Enlarged model ranges and a virulent street segment means that KTM are sprinting with the baton and need more members of the relay team to keep the momentum. The firm has grown to more than 2,800 personnel globally (more than 2,400 in Austria), having flowered by more than 17% from 2014 to 2015 and in the last two years has swollen by over 700 up to this September. The influx has come through demand, and the need to find a deep and appropriate spectrum of specialists: from suspension to spreadsheets, vendors to video, dirt nuance to digital marketing.
“It was very challenging to find the right people for specialist positions,” says Ms Berit Buder, Vice President of HR for almost four years at Mattighofen and who has overseen the employment of almost a quarter of the company in that time. “We had a lot of new positions and there was a tendency for new skills and competence. We hired people for new know-how so it means special skills for special departments … inside R&D for example.”
“I have recruiters that are specialized for our departments so they know about the area and the skills needed and what we are looking for.”
R&D itself has blossomed from less than forty technicians to almost five hundred in fifteen years. Taking into account all the other departments also requiring ‘hands-at-the-pump’ and decent levels of experience and knowledge and it meant that KTM had to get a bigger and efficient employment procedure in place quickly. “We do most of our recruiting for Austria and only sometimes for sales departments abroad but it was definitely a challenge to set up recruitment and establish processes,” Buder continues. “We launched an application software tool; this was a first step actually in order to handle the applications for jobs. We re-launched the career page on the website and built up a recruitment team.”
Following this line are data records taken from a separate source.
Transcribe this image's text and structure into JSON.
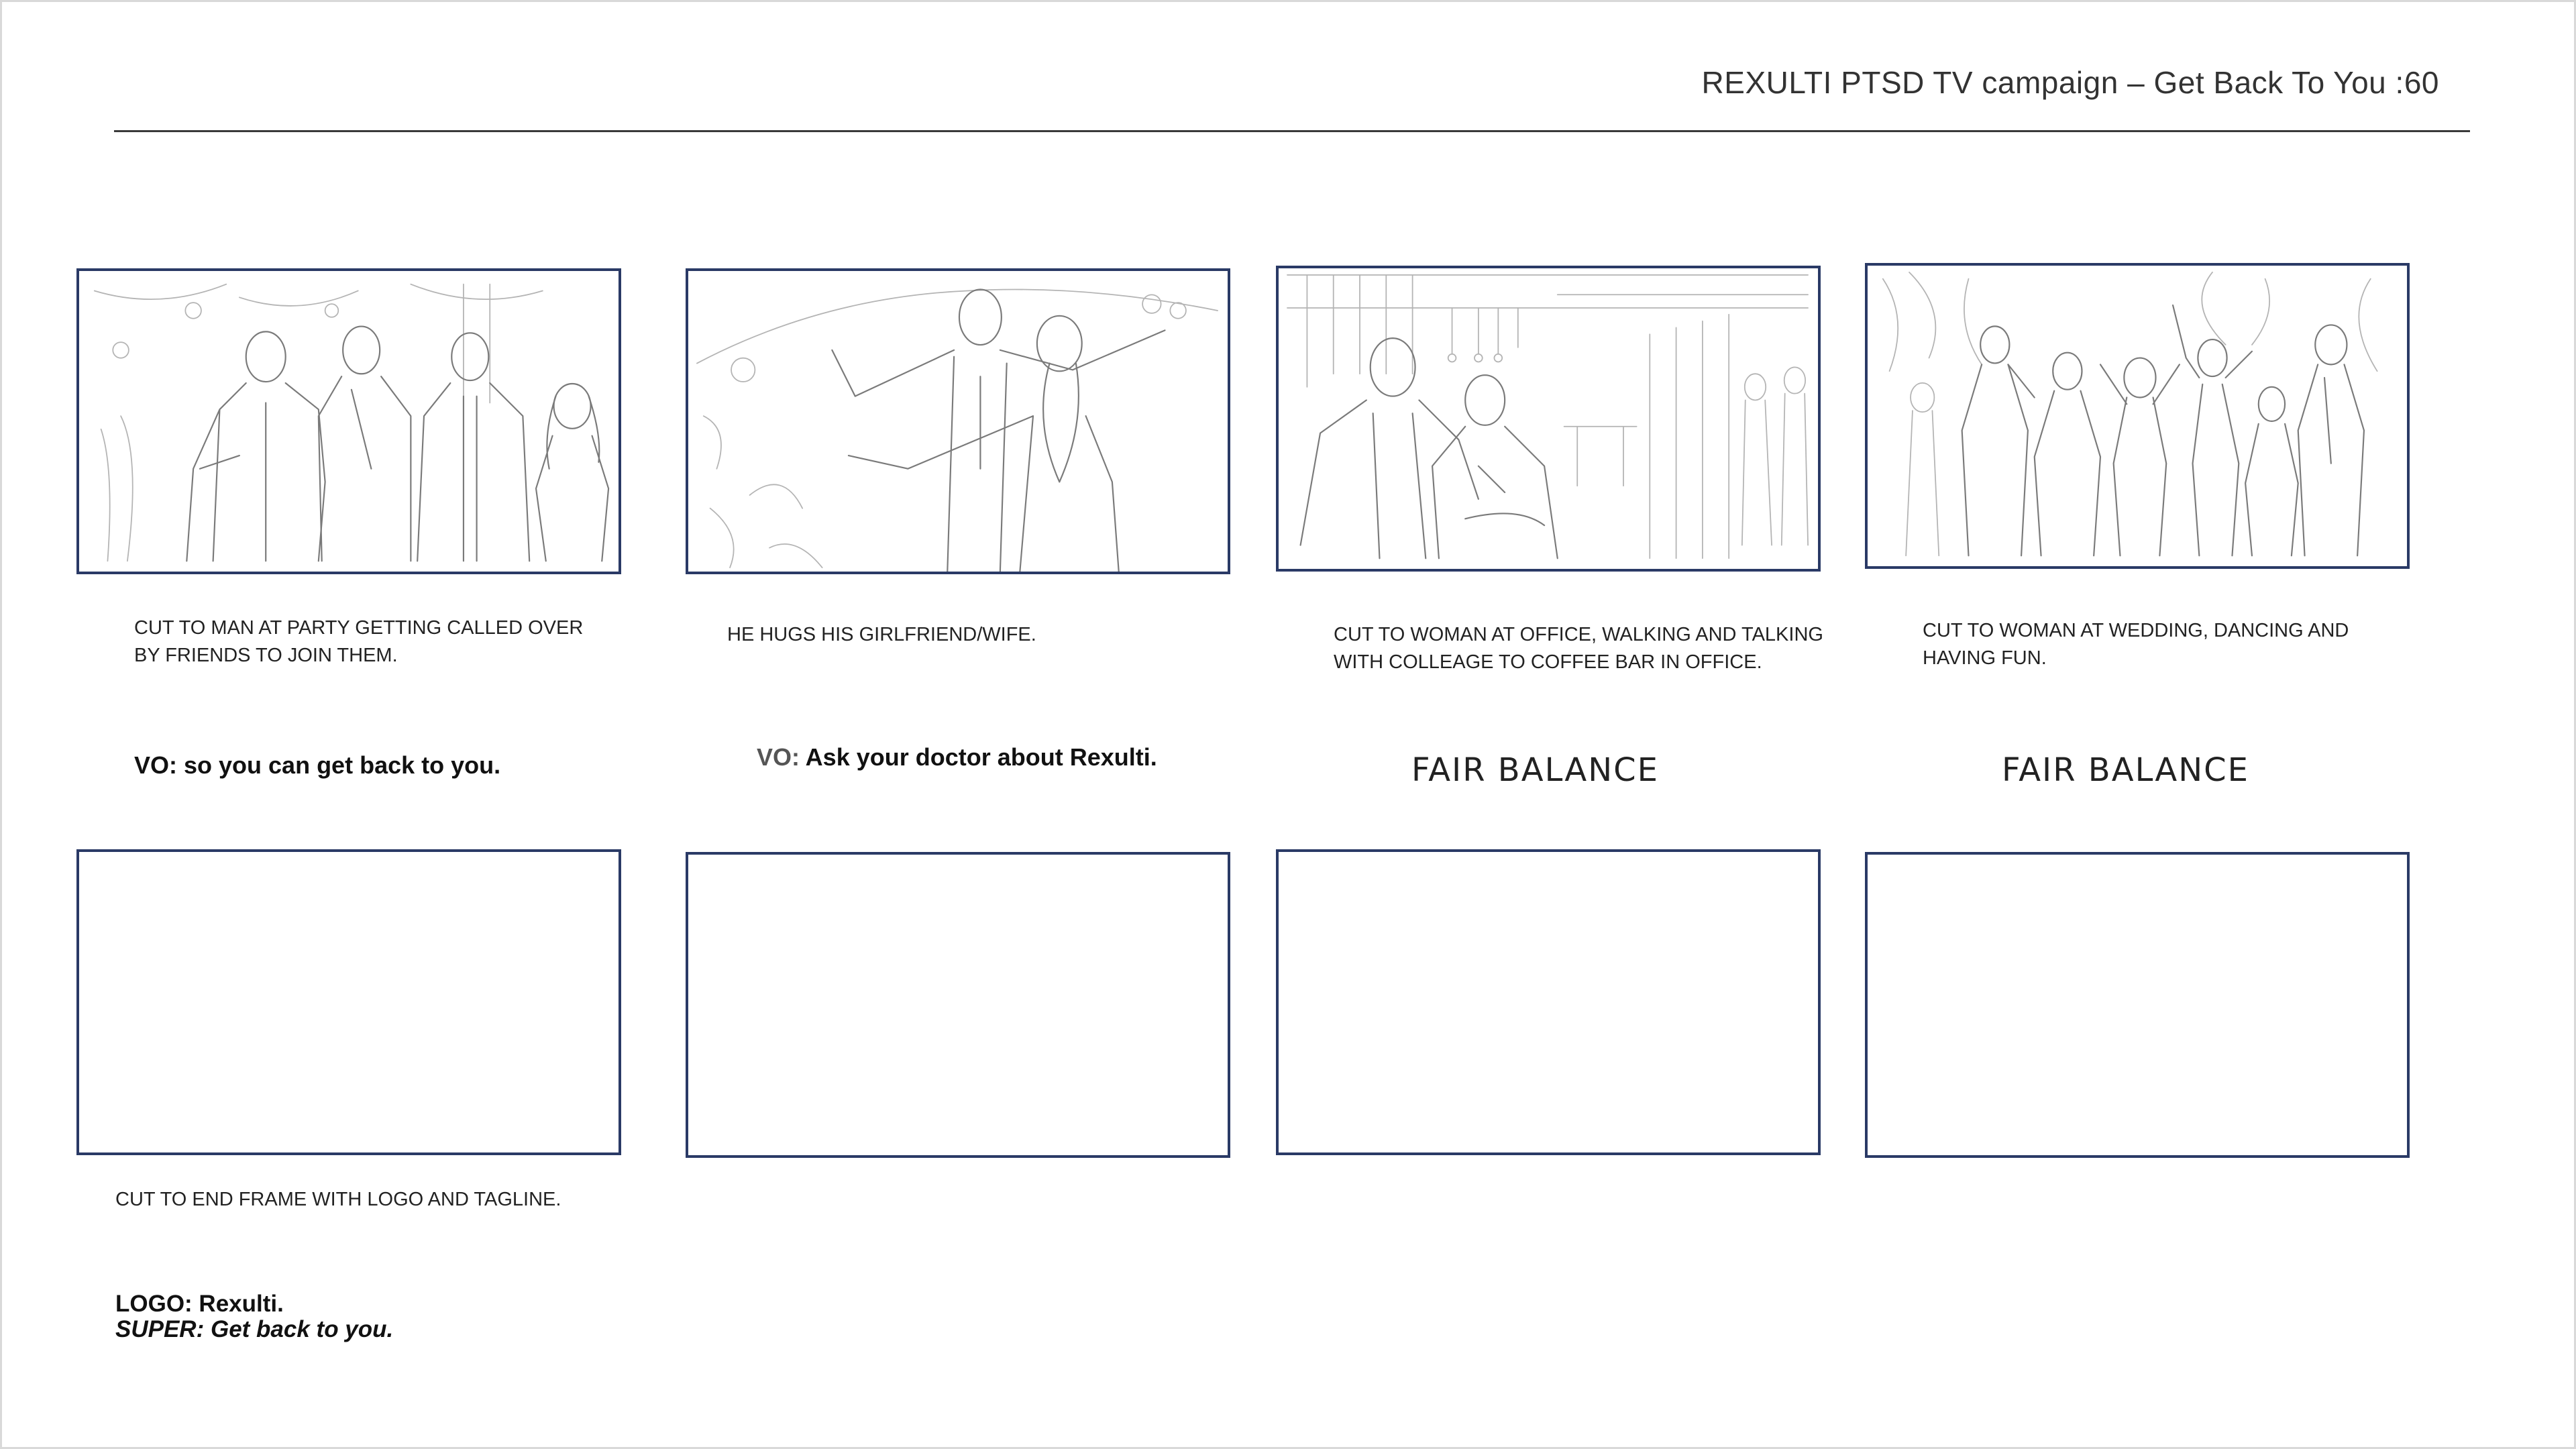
{
  "header": {
    "title": "REXULTI PTSD TV campaign – Get Back To You :60"
  },
  "panels": [
    {
      "description": "CUT TO MAN AT PARTY GETTING CALLED OVER\nBY FRIENDS TO JOIN THEM.",
      "vo_label": "VO:",
      "vo_text": " so you can get back to you."
    },
    {
      "description": "HE HUGS HIS GIRLFRIEND/WIFE.",
      "vo_label": "VO:",
      "vo_text": " Ask your doctor about Rexulti."
    },
    {
      "description": "CUT TO WOMAN AT OFFICE, WALKING AND TALKING\nWITH COLLEAGE TO COFFEE BAR IN OFFICE.",
      "fair_balance": "FAIR BALANCE"
    },
    {
      "description": "CUT TO WOMAN AT WEDDING, DANCING AND\nHAVING FUN.",
      "fair_balance": "FAIR BALANCE"
    }
  ],
  "end_frame": {
    "description": "CUT TO END FRAME WITH LOGO AND TAGLINE.",
    "logo_line": "LOGO: Rexulti.",
    "super_line": "SUPER: Get back to you."
  },
  "colors": {
    "frame_border": "#2a3a66",
    "rule": "#3a3a3a"
  }
}
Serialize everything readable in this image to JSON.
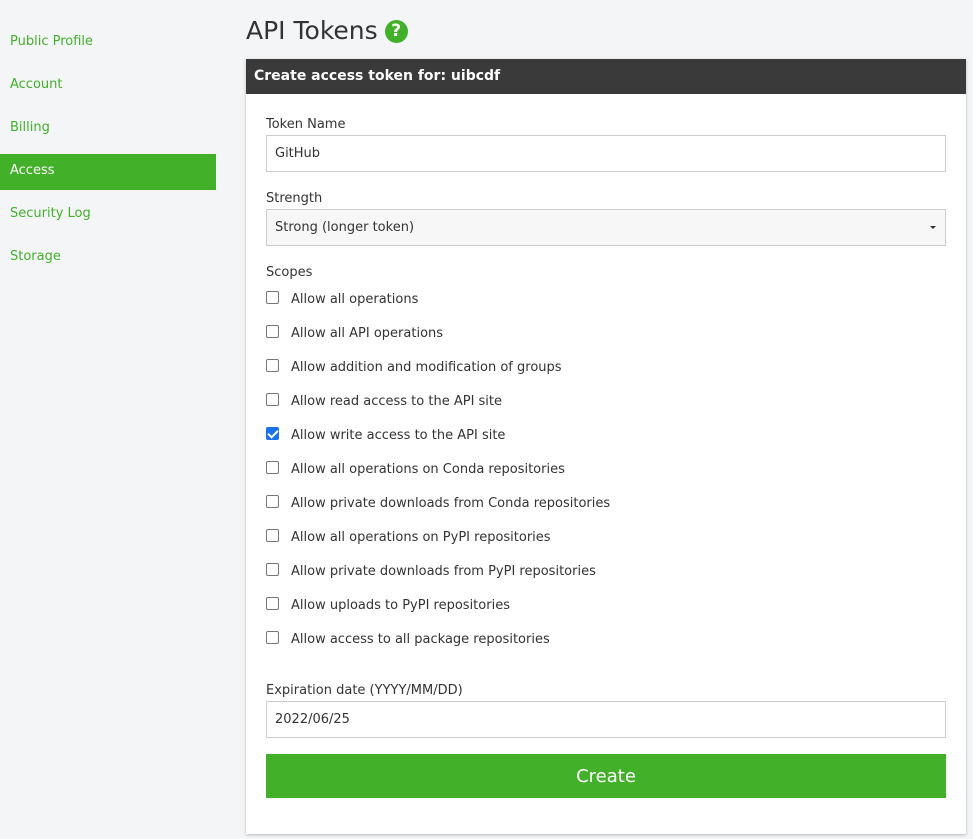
{
  "sidebar": {
    "items": [
      {
        "label": "Public Profile"
      },
      {
        "label": "Account"
      },
      {
        "label": "Billing"
      },
      {
        "label": "Access"
      },
      {
        "label": "Security Log"
      },
      {
        "label": "Storage"
      }
    ],
    "active": "Access"
  },
  "page": {
    "title": "API Tokens",
    "help_icon": "question-circle-icon"
  },
  "form": {
    "header": "Create access token for: uibcdf",
    "token_name_label": "Token Name",
    "token_name_value": "GitHub",
    "strength_label": "Strength",
    "strength_value": "Strong (longer token)",
    "scopes_label": "Scopes",
    "scopes": [
      {
        "label": "Allow all operations",
        "checked": false
      },
      {
        "label": "Allow all API operations",
        "checked": false
      },
      {
        "label": "Allow addition and modification of groups",
        "checked": false
      },
      {
        "label": "Allow read access to the API site",
        "checked": false
      },
      {
        "label": "Allow write access to the API site",
        "checked": true
      },
      {
        "label": "Allow all operations on Conda repositories",
        "checked": false
      },
      {
        "label": "Allow private downloads from Conda repositories",
        "checked": false
      },
      {
        "label": "Allow all operations on PyPI repositories",
        "checked": false
      },
      {
        "label": "Allow private downloads from PyPI repositories",
        "checked": false
      },
      {
        "label": "Allow uploads to PyPI repositories",
        "checked": false
      },
      {
        "label": "Allow access to all package repositories",
        "checked": false
      }
    ],
    "expiration_label": "Expiration date (YYYY/MM/DD)",
    "expiration_value": "2022/06/25",
    "create_label": "Create"
  },
  "colors": {
    "accent": "#43b02a",
    "header_bg": "#3a3a3a",
    "checkbox_checked": "#1a73e8"
  }
}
Designers, engineers, testers, assemblers and marketers of the new motorcycles are therefore not the only ones running at a furious pace. “The growth is enormous … but we have a budget and a forecast so based on this we plan our activities in HR,” she adds. “For instance in the production department we also used temp workers as a form of recruiting.”
Perhaps the MotoGP operation is the most high profile case of how KTM have had to forge an additional staff roster both in the halls of Mattighofen/Munderfing and also at the racetrack, but this is a niche field where personal contacts for the ideal CV is the easiest way to pinpoint the right individual. In general how is everybody else sporting a black or orange shirt getting a pass for the gate? “We use the career webpage,” Berit says. “It is important for us to be well known and be a good brand so we get a lot of applications and then to pinpoint the right person is then tricky. Contacts and networks from people already at KTM are essential but we also place adverts, and much more online than in print. Sometimes we also use recruiting service partners. I would say the majority of our staff has come from our adverts: online and through the career page. We also have social network activities and network with universities. Online is the main channel for recruiting.”
‘The search’ is just one facet of the job for Buder and her department. There is also contract finalization and then additional help for when KTM’s latest employ has put pen to paper. “We support him or her through the contract phase,” she comments. “Austrian labor law is very strict and we have a regulation framework so it is challenging to define contracts to make it perfect for both parts.”
“KTM has become more international and sometimes there are not only languages barriers but also visas, work permit and accommodation. We try to support the employees in this respect and have some agencies we use.”
With Berit sparing time from her busy day it would be foolish not to ask how youngsters and fans of KTM could get their foot in the door against the competition. “If he or she is a ‘early-bird’ then they would apply for an internship, which is a great possibility to have a look at the atmosphere and to provide first insights into KTM,” she muses. “Various departments have them and it depends on the number [of places] but I would say we have around twenty-five a year across the board. It depends on the students and where they are with their studies or whether they have graduated. We have a lot of new projects.”